No Dia Internacional das Mulheres e Meninas na Ciência, celebrado em 11 de fevereiro, histórias de pesquisadoras que vêm ganhando destaque no cenário global ajudam a evidenciar a importância da presença feminina na produção científica. Uma delas é a pesquisadora brasileira Ana Luiza Domingos, única latino-americana a integrar o grupo de 16 pesquisadores do Fórum Mundial da Alimentação (2023-2025) da Organização das Nações Unidas (ONU).
A conquista colocou o Brasil em evidência em um dos principais espaços globais de debate sobre alimentação. O Fórum é a principal plataforma jovem de governança global em alimentação e tem como objetivo unir a paixão e o poder da juventude na identificação de soluções para os desafios atuais e no incentivo a ações positivas para os sistemas alimentares em todo o mundo.
Ana Luiza é formada em Nutrição pela Universidade Federal de Ouro Preto, mestre em Saúde e Nutrição pela mesma instituição e doutora em Ciência da Nutrição pela Universidade Federal de Viçosa. Atualmente, é pós-doutoranda na Universidade de São Paulo. O trabalho da pesquisadora brasileira é focado em temas relacionados ao impacto do sistema alimentar no país sobre a sindemia global de desnutrição, obesidade e mudanças climáticas.
Ao Portal e-food, Ana Luiza explica que o processo seletivo para integrar o grupo é altamente concorrido. Para se candidatar, é necessário ter entre 18 e 35 anos, e cientistas do mundo todo podem participar. Durante o mandato, os selecionados atuam em eventos internacionais ao lado de chefes de Estado e diplomatas, levando uma visão técnico-científica para os debates sobre sistemas alimentares.

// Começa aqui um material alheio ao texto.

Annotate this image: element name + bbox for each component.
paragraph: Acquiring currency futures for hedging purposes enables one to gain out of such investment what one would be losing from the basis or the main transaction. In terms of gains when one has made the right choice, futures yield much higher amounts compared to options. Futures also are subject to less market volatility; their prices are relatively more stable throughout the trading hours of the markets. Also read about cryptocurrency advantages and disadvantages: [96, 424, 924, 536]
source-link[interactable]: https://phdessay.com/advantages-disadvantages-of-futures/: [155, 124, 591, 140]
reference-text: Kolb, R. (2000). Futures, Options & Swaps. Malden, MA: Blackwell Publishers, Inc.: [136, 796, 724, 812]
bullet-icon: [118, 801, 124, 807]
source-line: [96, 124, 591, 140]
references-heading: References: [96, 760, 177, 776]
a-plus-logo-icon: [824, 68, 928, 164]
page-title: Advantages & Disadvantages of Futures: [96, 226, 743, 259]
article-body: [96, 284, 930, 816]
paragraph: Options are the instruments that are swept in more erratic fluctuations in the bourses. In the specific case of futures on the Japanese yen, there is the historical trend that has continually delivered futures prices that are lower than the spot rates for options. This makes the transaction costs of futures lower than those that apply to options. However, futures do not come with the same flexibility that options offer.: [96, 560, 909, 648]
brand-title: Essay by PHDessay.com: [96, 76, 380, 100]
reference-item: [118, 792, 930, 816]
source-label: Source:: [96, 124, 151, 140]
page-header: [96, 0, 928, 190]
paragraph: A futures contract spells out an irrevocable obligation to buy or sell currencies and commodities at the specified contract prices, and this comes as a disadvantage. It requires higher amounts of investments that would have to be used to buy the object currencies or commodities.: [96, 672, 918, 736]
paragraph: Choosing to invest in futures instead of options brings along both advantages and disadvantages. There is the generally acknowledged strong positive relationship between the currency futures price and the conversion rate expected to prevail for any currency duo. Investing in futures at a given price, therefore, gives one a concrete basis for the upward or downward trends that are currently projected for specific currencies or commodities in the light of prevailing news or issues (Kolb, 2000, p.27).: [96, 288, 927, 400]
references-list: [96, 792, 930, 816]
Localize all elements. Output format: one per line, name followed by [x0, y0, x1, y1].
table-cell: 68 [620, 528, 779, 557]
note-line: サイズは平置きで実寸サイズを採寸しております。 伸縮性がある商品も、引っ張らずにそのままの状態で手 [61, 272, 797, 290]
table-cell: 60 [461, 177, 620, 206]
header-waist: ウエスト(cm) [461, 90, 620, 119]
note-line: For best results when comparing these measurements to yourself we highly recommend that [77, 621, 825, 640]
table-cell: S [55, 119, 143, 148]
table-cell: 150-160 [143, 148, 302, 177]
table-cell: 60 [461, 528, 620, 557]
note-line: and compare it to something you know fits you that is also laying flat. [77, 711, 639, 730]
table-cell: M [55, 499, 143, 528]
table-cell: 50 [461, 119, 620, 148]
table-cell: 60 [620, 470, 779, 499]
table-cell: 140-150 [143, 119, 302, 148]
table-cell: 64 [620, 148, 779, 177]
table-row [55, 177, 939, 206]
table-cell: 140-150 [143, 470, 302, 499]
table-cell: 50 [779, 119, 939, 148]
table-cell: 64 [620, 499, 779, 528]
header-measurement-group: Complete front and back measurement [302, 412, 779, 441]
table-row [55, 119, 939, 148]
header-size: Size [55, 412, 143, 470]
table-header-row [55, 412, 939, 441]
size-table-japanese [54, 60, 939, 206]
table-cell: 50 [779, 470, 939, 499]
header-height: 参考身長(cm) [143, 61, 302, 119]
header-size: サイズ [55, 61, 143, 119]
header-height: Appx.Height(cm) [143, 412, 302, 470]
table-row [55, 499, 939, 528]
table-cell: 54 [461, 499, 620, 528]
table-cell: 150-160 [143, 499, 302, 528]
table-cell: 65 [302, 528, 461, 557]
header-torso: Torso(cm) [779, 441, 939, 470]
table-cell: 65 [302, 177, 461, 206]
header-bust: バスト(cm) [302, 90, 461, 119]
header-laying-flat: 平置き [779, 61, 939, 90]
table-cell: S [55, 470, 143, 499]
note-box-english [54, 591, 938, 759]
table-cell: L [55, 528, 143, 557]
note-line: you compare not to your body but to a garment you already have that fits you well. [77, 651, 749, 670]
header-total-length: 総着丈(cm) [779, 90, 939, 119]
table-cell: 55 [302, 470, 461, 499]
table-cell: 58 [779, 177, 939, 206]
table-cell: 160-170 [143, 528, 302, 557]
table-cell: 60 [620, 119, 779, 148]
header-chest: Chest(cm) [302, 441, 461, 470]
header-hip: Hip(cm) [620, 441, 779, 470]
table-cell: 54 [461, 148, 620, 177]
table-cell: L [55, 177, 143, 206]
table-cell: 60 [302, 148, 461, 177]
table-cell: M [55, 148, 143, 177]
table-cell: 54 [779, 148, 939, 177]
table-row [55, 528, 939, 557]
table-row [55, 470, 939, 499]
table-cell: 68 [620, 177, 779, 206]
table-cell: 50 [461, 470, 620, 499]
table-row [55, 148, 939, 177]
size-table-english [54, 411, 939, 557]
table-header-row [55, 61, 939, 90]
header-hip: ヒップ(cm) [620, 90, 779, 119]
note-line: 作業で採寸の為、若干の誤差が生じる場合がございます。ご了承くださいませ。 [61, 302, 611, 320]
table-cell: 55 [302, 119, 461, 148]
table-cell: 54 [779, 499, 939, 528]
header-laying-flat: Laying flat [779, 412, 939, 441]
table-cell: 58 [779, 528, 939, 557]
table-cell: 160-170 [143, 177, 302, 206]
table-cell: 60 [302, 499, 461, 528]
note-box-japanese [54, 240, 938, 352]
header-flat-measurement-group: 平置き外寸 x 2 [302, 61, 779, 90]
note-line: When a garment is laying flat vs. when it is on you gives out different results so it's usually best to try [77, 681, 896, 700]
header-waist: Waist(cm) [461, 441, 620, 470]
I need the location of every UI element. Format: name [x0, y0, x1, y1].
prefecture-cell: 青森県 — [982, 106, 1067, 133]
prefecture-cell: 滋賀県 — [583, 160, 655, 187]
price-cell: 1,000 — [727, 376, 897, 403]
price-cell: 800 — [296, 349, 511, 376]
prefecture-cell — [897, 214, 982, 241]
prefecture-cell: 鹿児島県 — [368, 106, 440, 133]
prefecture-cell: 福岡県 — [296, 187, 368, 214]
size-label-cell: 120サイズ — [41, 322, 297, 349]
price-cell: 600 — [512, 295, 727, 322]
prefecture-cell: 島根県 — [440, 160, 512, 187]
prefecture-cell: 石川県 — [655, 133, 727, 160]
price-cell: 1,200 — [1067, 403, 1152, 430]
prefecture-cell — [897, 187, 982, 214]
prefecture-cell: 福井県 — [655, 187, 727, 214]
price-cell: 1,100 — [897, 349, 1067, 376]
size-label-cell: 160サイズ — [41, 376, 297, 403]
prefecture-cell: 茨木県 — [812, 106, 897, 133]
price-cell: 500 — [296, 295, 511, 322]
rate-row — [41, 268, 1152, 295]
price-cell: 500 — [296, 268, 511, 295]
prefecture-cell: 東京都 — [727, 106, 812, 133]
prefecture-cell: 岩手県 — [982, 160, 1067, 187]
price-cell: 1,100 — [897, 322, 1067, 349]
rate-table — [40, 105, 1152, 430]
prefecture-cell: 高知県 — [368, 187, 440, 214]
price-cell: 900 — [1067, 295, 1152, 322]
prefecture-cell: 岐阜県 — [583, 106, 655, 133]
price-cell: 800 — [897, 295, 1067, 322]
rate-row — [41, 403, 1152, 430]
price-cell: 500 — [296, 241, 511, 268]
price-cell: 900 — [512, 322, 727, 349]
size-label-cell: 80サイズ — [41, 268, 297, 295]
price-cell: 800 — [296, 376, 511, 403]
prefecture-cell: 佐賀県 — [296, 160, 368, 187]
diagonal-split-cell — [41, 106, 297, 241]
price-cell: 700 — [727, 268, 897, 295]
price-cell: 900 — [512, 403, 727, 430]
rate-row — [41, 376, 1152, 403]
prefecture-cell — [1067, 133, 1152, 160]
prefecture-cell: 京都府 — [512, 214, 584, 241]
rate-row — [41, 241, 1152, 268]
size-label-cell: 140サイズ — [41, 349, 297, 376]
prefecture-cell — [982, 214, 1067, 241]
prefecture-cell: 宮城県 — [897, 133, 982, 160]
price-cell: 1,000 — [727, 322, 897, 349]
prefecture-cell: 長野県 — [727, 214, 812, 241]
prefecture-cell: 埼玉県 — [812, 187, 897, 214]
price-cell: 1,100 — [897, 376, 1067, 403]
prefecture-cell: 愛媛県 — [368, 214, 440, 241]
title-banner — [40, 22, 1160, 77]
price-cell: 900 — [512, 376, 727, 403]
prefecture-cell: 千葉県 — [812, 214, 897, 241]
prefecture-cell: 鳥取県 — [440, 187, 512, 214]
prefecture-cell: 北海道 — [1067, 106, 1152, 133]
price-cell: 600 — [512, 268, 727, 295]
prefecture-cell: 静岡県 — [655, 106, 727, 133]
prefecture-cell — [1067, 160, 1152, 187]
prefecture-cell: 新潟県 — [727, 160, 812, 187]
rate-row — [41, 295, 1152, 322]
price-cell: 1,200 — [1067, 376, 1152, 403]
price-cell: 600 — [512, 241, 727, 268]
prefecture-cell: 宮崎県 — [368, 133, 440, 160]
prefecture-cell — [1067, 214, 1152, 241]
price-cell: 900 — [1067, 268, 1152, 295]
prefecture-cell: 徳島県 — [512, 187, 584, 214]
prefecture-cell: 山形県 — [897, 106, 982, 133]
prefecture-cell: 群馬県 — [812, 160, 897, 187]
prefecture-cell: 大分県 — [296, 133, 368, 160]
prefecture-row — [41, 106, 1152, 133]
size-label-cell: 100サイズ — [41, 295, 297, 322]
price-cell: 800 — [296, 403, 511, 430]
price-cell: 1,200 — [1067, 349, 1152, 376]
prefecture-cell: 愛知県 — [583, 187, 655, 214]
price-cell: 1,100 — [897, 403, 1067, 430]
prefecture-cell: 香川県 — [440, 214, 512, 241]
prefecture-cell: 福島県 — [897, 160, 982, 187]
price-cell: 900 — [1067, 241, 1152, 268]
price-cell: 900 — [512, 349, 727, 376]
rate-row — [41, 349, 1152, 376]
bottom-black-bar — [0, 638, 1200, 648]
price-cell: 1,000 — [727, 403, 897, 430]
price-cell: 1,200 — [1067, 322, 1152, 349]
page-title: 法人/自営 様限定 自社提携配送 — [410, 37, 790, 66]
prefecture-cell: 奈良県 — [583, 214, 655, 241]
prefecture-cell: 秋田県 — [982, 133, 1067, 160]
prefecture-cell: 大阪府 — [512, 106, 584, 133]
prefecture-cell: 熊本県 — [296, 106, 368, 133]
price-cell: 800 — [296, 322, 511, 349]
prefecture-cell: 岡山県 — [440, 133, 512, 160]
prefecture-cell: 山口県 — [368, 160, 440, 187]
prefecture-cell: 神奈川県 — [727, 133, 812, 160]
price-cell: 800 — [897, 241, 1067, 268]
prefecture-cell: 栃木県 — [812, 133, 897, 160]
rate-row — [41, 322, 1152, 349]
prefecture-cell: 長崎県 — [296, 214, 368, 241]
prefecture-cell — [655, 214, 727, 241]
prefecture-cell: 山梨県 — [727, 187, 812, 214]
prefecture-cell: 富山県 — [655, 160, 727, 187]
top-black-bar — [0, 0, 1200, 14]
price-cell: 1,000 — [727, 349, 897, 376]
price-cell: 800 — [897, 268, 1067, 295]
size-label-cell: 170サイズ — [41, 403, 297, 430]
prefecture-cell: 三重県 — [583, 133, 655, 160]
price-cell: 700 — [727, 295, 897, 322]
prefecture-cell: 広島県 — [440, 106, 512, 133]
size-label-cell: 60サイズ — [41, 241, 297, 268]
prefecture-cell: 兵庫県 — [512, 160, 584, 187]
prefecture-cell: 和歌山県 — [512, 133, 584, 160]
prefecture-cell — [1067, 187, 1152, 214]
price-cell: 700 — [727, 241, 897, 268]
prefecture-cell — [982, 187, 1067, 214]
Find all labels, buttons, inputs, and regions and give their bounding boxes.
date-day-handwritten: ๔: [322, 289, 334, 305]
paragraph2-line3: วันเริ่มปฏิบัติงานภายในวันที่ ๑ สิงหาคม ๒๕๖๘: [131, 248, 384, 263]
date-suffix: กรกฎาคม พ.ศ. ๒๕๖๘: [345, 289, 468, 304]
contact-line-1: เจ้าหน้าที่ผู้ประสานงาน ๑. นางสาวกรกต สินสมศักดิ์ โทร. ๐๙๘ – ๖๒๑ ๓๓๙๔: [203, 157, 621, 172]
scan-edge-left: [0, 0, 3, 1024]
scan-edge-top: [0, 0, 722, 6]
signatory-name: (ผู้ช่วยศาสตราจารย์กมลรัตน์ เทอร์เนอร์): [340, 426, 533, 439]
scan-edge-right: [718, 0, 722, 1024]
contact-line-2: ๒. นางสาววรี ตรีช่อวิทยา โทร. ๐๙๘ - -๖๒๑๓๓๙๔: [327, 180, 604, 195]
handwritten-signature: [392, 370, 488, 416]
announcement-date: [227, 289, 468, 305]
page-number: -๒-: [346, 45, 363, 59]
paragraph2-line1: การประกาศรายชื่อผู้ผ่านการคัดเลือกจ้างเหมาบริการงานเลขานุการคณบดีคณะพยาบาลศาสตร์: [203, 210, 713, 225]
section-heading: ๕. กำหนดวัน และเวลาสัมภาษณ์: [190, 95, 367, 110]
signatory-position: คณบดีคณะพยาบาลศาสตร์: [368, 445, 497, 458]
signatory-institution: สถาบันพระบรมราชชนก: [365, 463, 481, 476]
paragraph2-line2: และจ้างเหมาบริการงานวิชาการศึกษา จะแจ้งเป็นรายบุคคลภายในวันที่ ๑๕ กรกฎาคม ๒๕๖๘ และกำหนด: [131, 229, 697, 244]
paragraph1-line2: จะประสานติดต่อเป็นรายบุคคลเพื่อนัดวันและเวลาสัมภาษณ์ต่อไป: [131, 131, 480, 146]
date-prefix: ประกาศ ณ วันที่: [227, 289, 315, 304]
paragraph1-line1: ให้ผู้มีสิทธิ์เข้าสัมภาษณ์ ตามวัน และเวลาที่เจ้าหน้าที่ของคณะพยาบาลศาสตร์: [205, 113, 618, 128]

“A base do grupo funciona na Organização das Nações Unidas para a Alimentação e a Agricultura (FAO), em Roma, na Itália, e nosso papel é oferecer apoio técnico-científico às ações do Fórum Mundial, que acontecem todos os anos no mês de outubro. Ao longo do ano, também participamos de outros eventos, como o Nutrition for Growth Summit 2025, em Paris”, conta a pesquisadora, que representou o grupo de jovens cientistas na capital francesa. Ao fim do ciclo (2023-2025), os integrantes precisam apresentar um relatório detalhando as pesquisas realizadas e as ações desenvolvidas durante o período.

Para Ana Luiza, ter sido a única brasileira não representou um peso, mas uma responsabilidade. “Eu era a única brasileira, mas não via isso como um peso. Era uma oportunidade de apresentar nossa visão sobre políticas públicas e as prioridades da região. Quando dialogamos com pessoas de diferentes nacionalidades, percebemos como há leituras distintas, mesmo quando os objetivos são os mesmos. Desenvolvi muito a escuta e a capacidade de entender de onde vêm essas perspectivas”, reflete.
Ela também comemora a presença ampliada de brasileiras na nova edição do grupo. “Na minha época, eu era a única. Agora, na corte de 2025-2027, são duas brasileiras. Ver mais representação da América Latina é um avanço muito importante. Mulheres brilhantes subindo ao palco para dialogar com presidentes e diretores, foi muito bonito acompanhar essa evolução”, afirma.
Maternidade & ciência
Aos 37 anos e mãe de um menino de 3, Ana Luiza relembra os desafios de conciliar a maternidade com a rotina exigente de uma cientista ligada à ONU. Quando iniciou o processo seletivo para o Fórum, ainda amamentava. Já como integrante do grupo, precisou equilibrar os dois papéis.
“A maternidade na ciência é um dos maiores desafios. Quando participei do Fórum, meu filho tinha um ano e eu ainda amamentava. Subir ao palco e passar tantas horas longe dele foi difícil. Saía e voltava para conseguir amamentar. O apoio às mães cientistas é fundamental. Sem estrutura adequada, fica muito mais difícil. Ainda é um caminho longo, mas já existem ferramentas importantes para ajudar as mulheres a progredirem na carreira”, avalia.
Incentivo às novas gerações
Questionada sobre a mensagem que deixaria para meninas que sonham em seguir carreira científica, Ana Luiza é direta: estudar é essencial! “Vivemos em uma época de consumo rápido de informação, mas a ciência exige tempo, leitura e profundidade. É uma carreira que não tem fim, sempre surge algo novo para aprender. Durante a minha formação, busquei disciplinas fora da Nutrição, como Biologia e Antropologia. Ouvir a Geografia falar sobre fome, por exemplo, amplia nossa compreensão do problema”, diz.
Para ela, a interdisciplinaridade é um dos grandes trunfos da profissão. “Explorar diferentes formas de enxergar uma mesma questão é fundamental. Temos um mundo de oportunidades para aplicar o nosso conhecimento, e isso é o que torna a ciência tão fascinante.”